One of the study's lead investigators, professor Ruyan Pang of Peking University, said, "Having international standards of optimal growth from conception to five years of age that everyone in the world can use means it will now be possible to evaluate improvements in health and nutrition using the same yardstick."
Small, undernourished babies face a number of short- and long-term health issues. In 2010, an estimated 27 percent (or 32.4 million) of babies born worldwide were undernourished. Mostly in poor and middle-income countries, those births were most closely associated with illness and death in infancy and childhood and higher risks of diabetes, high blood pressure and cardiovascular disease as adults.
The study followed 60,000 pregnancies in eight defined urban areas: Pelotas, Brazil; Turin, Italy; Muscat, Oman; Oxford, England; Seattle, Washington; Shunyi County, Beijing, Nagpur, India; and the Parklands neighborhood of Nairobi, Kenya.
The women recruited had to be between 18 and 35 years old, have no relevant obstetric or gynecological history and meet certain criteria of optimal health, nutrition, education and socioeconomic status. They had to live in places that had no known contamination, pollution, domestic smoke, radiation or other toxic substances. Women in low- and middle-income countries were given iron and folic acid supplements.
The women had ultrasound scans every five weeks using the standard fetal measurements of head side-to-side diameter and circumference, abdominal circumference and femur length, as well as newborn size.
Studying "60,000 pregnant women at eight very different sites, including standardization of the clinical practice of more than 300 health professionals and monitoring of the quality of their data," the authors write, "was a major challenge".
But the data bear out that "fetal skeletal growth and newborn linear size are strikingly similar among geographically diverse populations when mothers' environmental, health and nutritional conditions are met", the study concludes.
The next step is to use these findings to establish international standards for evaluating fetal growth and newborn size, which are currently measured in clinics around the world using more than 100 different charts.
"This is very confusing for doctors and mothers and makes no biological sense," said Oxford professor Stephen Kennedy, one of the study's senior authors. "How can a fetus or a newborn be judged small in one clinic or hospital and treated accordingly, only for the mother to go to another city or country, and be told that her baby is growing normally?"

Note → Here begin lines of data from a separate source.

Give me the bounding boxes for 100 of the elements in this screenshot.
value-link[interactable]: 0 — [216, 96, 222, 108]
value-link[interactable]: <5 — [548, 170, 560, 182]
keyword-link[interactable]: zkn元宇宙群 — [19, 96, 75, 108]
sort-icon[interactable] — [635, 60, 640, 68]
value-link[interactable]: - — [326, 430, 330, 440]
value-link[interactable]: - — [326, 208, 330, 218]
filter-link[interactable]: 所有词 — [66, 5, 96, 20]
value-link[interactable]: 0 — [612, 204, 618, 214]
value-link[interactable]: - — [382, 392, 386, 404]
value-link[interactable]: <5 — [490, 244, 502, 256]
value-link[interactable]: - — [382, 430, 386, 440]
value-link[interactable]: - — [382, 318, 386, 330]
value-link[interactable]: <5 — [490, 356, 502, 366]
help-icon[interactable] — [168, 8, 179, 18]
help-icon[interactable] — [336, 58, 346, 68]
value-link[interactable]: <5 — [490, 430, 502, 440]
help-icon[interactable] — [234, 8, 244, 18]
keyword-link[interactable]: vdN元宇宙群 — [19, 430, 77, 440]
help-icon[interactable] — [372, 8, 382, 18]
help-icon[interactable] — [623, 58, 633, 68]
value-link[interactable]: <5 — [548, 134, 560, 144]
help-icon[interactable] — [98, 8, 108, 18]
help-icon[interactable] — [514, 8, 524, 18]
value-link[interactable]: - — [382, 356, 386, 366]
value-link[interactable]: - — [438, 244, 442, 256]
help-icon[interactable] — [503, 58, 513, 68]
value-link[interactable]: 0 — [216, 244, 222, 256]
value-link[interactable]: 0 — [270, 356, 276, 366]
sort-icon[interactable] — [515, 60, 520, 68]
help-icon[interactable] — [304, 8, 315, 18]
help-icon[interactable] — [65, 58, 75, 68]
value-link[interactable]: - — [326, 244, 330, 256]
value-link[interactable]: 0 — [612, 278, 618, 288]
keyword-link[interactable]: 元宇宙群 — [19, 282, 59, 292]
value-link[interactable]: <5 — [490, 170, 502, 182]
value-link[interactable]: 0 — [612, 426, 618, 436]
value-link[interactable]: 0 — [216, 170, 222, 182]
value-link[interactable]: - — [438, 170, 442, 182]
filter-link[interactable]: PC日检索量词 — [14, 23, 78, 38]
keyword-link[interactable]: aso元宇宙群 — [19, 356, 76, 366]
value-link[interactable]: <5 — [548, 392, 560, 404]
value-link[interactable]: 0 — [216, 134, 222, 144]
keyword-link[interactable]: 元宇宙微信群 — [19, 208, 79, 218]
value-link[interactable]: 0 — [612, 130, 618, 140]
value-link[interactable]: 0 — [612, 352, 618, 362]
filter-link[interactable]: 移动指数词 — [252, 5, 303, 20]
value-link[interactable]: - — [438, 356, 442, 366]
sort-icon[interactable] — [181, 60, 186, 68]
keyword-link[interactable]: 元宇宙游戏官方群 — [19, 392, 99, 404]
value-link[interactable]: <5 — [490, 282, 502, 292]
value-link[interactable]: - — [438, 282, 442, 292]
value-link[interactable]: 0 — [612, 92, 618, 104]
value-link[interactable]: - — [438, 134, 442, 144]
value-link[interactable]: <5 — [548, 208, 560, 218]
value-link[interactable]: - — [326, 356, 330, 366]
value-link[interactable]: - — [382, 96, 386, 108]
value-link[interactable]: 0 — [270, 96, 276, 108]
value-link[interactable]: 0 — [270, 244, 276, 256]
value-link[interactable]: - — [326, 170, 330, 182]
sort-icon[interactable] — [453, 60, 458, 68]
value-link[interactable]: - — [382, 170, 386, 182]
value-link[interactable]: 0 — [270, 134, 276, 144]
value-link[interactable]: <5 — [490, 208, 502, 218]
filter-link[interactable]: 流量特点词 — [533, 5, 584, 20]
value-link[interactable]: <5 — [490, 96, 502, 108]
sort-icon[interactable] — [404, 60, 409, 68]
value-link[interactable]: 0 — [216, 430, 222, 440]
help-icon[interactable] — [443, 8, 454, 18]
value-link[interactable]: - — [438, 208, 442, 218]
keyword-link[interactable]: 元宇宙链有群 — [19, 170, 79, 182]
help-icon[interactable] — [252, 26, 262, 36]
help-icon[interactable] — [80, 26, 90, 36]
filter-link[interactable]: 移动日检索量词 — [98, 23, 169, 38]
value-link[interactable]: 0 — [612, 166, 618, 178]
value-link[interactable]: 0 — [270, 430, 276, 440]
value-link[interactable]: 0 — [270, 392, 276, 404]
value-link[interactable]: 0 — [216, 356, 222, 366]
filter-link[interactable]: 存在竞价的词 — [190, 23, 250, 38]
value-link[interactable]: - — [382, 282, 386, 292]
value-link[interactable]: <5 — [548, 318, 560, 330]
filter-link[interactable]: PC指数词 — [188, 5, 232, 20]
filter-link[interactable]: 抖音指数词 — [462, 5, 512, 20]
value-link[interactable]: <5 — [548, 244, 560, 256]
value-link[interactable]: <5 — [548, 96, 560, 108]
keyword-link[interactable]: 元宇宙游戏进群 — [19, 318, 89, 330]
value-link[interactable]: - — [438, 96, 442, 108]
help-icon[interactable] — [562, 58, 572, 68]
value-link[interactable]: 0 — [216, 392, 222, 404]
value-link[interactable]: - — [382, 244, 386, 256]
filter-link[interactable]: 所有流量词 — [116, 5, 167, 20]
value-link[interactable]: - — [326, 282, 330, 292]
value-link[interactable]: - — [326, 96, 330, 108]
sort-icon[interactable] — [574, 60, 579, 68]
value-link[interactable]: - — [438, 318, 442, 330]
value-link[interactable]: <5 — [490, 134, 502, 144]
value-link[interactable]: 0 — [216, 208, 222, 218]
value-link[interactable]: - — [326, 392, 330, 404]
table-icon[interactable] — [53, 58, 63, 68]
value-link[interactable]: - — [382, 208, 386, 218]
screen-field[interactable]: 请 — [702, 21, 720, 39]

As Villar put it: "If your cholesterol or your blood pressure are high, they are high regardless of where you live. Why should the same not apply to growth?"
The fact that when mothers are in good health, babies grow in the womb in very similar ways the world over is "a tremendously positive message of hope for all women and their families," said professor Zulfiqar Bhutta of the Aga Khan University in Karachi, Pakistan, who chaired the study's steering committee.
"But there is a challenge as well," Zulfiqar added. "This is about the health and life chances of future citizens everywhere on the planet. All those who are responsible for health care will have to think about providing the best possible maternal and child health."
Lead author Villar put it best: "Don't tell us nothing can be done. Don't say that women in some parts of the world have small children because they are predestined to do so. It's simply not true."